When it comes to homeownership carrying costs, property taxes and homeowners insurance are among the most expensive and unavoidable. In recent years, insurance premiums in particular have risen across the U.S. largely due to climate change-driven natural disasters; increased claims tend to result in upped premiums for every market an insurer covers, rather than only the areas afflicted by said disasters.
Moreover, inflation has also seen costs on home-building materials and labor for home repairs increase.
In fact, new data from LendingTree finds that in 15 U.S. states, home insurance costs exceed property taxes.
“Insurance used to be an afterthought in the home-buying process for most shoppers,” said LendingTree Insurance Analyst Rob Bhatt in a statement. “In many areas today, the rising cost of home insurance is having an outsized influence over people’s buying power.”
For reference, the estimated national figure is that a typical homeowner spends $311 on property taxes and $200 on home insurance monthly. This means home insurance represents 8.5% of a typical homeowner’s monthly housing budget. In these states, that figure is flipped.

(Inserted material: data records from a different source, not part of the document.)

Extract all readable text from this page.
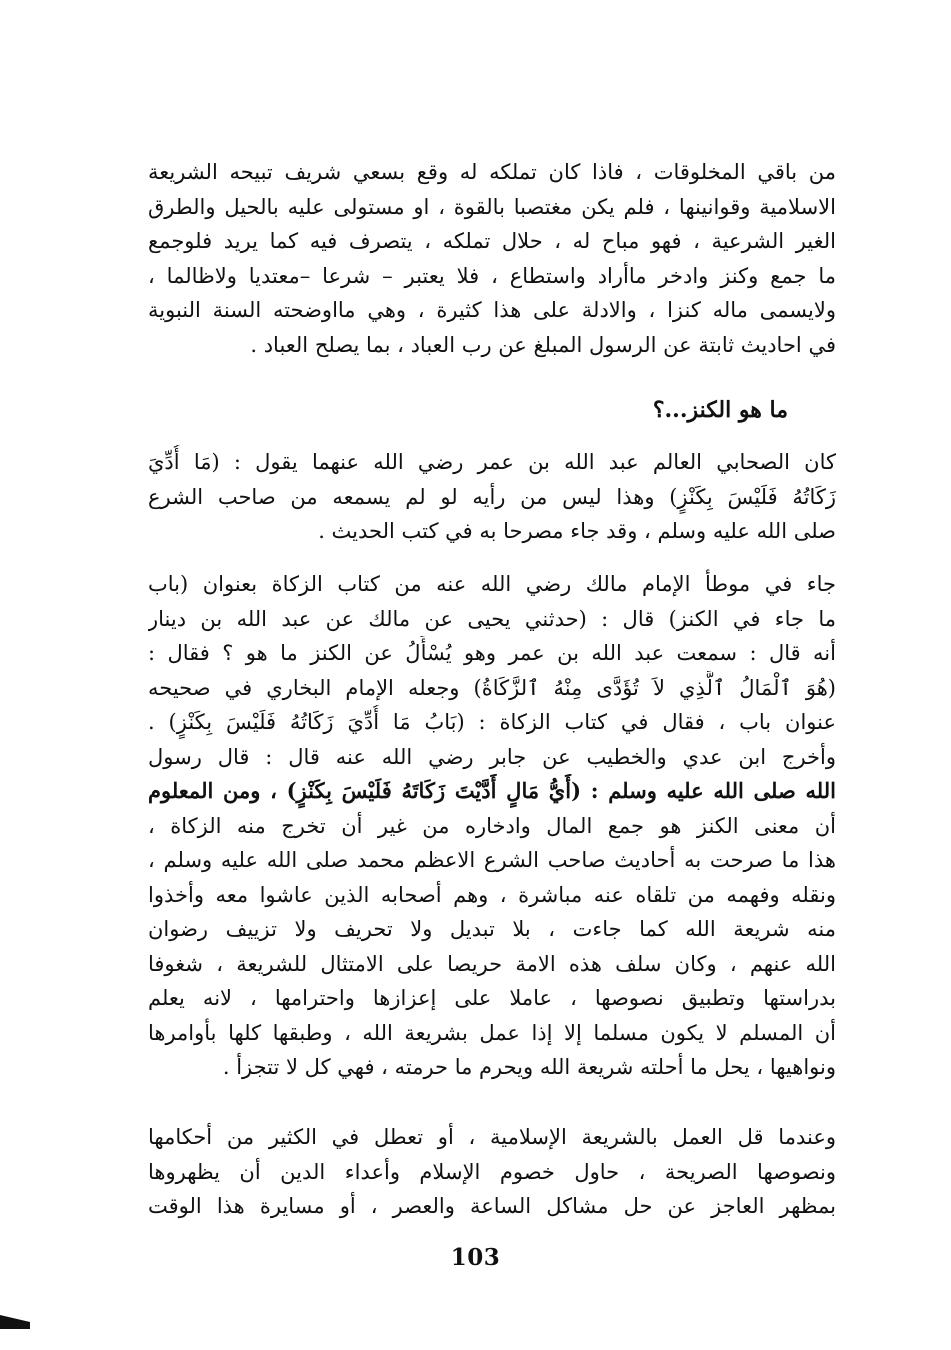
من باقي المخلوقات ، فاذا كان تملكه له وقع بسعي شريف تبيحه الشريعة
الاسلامية وقوانينها ، فلم يكن مغتصبا بالقوة ، او مستولى عليه بالحيل والطرق
الغير الشرعية ، فهو مباح له ، حلال تملكه ، يتصرف فيه كما يريد فلوجمع
ما جمع وكنز وادخر ماأراد واستطاع ، فلا يعتبر – شرعا –معتديا ولاظالما ،
ولايسمى ماله كنزا ، والادلة على هذا كثيرة ، وهي مااوضحته السنة النبوية
في احاديث ثابتة عن الرسول المبلغ عن رب العباد ، بما يصلح العباد .
ما هو الكنز...؟
كان الصحابي العالم عبد الله بن عمر رضي الله عنهما يقول : (مَا أُدِّيَ
زَكَاتُهُ فَلَيْسَ بِكَنْزٍ) وهذا ليس من رأيه لو لم يسمعه من صاحب الشرع
صلى الله عليه وسلم ، وقد جاء مصرحا به في كتب الحديث .
جاء في موطأ الإمام مالك رضي الله عنه من كتاب الزكاة بعنوان (باب
ما جاء في الكنز) قال : (حدثني يحيى عن مالك عن عبد الله بن دينار
أنه قال : سمعت عبد الله بن عمر وهو يُسْأَلُ عن الكنز ما هو ؟ فقال :
(هُوَ ٱلْمَالُ ٱلَّذِي لاَ تُؤَدَّى مِنْهُ ٱلزَّكَاةُ) وجعله الإمام البخاري في صحيحه
عنوان باب ، فقال في كتاب الزكاة : (بَابُ مَا أُدِّيَ زَكَاتُهُ فَلَيْسَ بِكَنْزٍ) .
وأخرج ابن عدي والخطيب عن جابر رضي الله عنه قال : قال رسول
الله صلى الله عليه وسلم : (أَيُّ مَالٍ أَدَّيْتَ زَكَاتَهُ فَلَيْسَ بِكَنْزٍ) ، ومن المعلوم
أن معنى الكنز هو جمع المال وادخاره من غير أن تخرج منه الزكاة ،
هذا ما صرحت به أحاديث صاحب الشرع الاعظم محمد صلى الله عليه وسلم ،
ونقله وفهمه من تلقاه عنه مباشرة ، وهم أصحابه الذين عاشوا معه وأخذوا
منه شريعة الله كما جاءت ، بلا تبديل ولا تحريف ولا تزييف رضوان
الله عنهم ، وكان سلف هذه الامة حريصا على الامتثال للشريعة ، شغوفا
بدراستها وتطبيق نصوصها ، عاملا على إعزازها واحترامها ، لانه يعلم
أن المسلم لا يكون مسلما إلا إذا عمل بشريعة الله ، وطبقها كلها بأوامرها
ونواهيها ، يحل ما أحلته شريعة الله ويحرم ما حرمته ، فهي كل لا تتجزأ .
وعندما قل العمل بالشريعة الإسلامية ، أو تعطل في الكثير من أحكامها
ونصوصها الصريحة ، حاول خصوم الإسلام وأعداء الدين أن يظهروها
بمظهر العاجز عن حل مشاكل الساعة والعصر ، أو مسايرة هذا الوقت
103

The full list of all 15 states where insurance costs more than taxes are: Alabama, Arizona, Arkansas, Colorado, Idaho, Kentucky, Louisiana, Mississippi, Nebraska, New Mexico, North Carolina, Oklahoma, South Carolina, Tennessee and West Virginia. Additionally, homeowners in Montana and Virginia spend the same amount on insurance and property taxes.
Of these states, Colorado has the highest unweighted home insurance premiums at $463 a month. This is reportedly due to high weather risks, ranging from hailstorms to wildfires. However, the states where homeowners insurance makes up the greatest percentage of a monthly housing budget are:
- Nebraska, where homeowners spend $413 a month on homeowners insurance, which is 19.4% of total monthly housing costs.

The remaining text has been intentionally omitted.